Research Project
6647426
DESCRIPTION (provided by applicant): Our previous structure-function studies resulted in the development of the first analogs of glycoprotein hormones with major increases in receptor binding affinity and bioactivity ("super active analogs"). More recently, we have further optimized human luteinizing hormone (LH) and human follicle-stimulating hormone (FSH) analogs. However, in contrast to human thyroid-stimulating hormone (TSH) analogs, we have not yet studied bioactivity of these analogs in vivo.
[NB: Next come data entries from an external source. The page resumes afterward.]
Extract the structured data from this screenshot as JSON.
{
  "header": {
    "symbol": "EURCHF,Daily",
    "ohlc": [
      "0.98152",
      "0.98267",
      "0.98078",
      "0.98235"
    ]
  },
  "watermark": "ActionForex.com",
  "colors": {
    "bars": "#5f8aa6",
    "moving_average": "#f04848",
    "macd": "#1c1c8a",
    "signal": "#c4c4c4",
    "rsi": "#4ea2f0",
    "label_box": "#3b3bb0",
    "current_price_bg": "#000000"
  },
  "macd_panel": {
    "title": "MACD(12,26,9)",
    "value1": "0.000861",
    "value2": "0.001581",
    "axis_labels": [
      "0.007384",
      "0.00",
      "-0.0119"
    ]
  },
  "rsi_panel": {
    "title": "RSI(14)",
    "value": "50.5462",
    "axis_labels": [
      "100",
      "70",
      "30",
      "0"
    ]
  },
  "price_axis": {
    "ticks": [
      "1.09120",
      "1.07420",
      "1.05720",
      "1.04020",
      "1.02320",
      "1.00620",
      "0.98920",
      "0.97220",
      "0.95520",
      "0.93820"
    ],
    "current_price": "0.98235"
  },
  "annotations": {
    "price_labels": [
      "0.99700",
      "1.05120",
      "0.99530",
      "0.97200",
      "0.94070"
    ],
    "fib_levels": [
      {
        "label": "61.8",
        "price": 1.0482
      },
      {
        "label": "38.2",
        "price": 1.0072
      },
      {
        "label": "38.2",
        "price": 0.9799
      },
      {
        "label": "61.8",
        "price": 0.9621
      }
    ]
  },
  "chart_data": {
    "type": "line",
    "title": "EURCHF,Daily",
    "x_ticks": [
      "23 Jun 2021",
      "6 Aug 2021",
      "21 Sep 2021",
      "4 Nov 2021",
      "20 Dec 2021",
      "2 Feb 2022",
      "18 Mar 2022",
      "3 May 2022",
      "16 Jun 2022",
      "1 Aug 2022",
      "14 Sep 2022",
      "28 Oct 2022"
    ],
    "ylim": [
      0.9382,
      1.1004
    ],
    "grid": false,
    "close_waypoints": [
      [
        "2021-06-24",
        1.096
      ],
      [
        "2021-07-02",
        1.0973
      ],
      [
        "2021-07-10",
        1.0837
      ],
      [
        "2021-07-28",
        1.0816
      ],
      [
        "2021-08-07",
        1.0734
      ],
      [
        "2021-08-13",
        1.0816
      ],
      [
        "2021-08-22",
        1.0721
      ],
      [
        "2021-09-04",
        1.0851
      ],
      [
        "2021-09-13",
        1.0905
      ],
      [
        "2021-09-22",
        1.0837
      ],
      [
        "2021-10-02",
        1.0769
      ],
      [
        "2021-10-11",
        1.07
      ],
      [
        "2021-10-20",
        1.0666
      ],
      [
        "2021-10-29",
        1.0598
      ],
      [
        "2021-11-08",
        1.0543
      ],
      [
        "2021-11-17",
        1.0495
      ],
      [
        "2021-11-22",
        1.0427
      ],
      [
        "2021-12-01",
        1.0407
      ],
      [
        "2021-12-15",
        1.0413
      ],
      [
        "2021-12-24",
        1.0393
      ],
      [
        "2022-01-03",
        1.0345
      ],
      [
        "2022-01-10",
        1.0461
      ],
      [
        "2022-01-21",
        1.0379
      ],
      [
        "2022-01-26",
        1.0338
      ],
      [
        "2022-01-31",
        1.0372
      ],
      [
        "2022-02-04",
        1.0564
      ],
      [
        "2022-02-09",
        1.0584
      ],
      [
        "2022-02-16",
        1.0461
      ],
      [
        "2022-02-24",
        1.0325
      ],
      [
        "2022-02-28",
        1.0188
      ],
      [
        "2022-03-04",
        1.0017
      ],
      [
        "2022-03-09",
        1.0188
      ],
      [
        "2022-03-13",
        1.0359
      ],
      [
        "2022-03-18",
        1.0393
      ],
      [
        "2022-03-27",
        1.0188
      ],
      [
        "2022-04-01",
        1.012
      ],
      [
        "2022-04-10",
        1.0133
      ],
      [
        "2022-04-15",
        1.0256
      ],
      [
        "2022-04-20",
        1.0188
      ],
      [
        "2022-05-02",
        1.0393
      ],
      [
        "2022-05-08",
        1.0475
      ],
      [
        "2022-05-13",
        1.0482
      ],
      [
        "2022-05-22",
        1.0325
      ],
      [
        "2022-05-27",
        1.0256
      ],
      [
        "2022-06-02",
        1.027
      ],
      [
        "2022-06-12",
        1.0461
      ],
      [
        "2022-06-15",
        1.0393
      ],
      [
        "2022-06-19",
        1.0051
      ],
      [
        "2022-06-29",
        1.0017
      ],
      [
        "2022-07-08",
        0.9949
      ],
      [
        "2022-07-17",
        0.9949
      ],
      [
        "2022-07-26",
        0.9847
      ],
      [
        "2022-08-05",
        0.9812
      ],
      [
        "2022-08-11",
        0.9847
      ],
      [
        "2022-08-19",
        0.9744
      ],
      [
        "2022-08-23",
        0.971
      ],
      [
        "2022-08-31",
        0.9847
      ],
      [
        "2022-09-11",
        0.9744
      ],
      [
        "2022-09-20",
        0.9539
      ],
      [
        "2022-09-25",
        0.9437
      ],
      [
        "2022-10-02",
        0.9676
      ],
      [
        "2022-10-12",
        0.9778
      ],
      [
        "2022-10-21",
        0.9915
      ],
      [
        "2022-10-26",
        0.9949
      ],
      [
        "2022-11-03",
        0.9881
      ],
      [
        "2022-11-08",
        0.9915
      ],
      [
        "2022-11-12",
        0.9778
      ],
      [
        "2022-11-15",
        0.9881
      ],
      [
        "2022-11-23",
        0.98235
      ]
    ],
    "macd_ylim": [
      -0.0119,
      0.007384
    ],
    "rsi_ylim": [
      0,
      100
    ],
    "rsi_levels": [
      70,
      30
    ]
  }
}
Such animal studies with therapeutically relevant end-points are critical to demonstrate potential therapeutic utility of newly developed LH and FSH analogs. Since the gonadotropin in vivo bioassays require higher quantities of hormones than that obtainable from transient transfection experiments we propose in Aim 1 to develop cell lines producing high levels of candidate super active analogs and produce quantities sufficient for initial animal studies. This Aim will consist of construction of dicistronic vectors with amplifiable markers and mutated subunit cDNAs, amplification process, production and concentration of unpurified analogs. In Aim 2 we propose to perform initial experiments using currently established rodent in vivo bioassays modified to study the effect of LH and FSH on oocyte production, ovarian weight and steroidogenesis. The Aim 2 will also include respective LH and FSH bioassays with four selected analogs, two unmodified hormones and two mock controls. The results of such in vivo bioassays will be essential in the final selection of candidate analogs for high-level production and purification, as well as subsequent phase 2 primate and toxicology studies.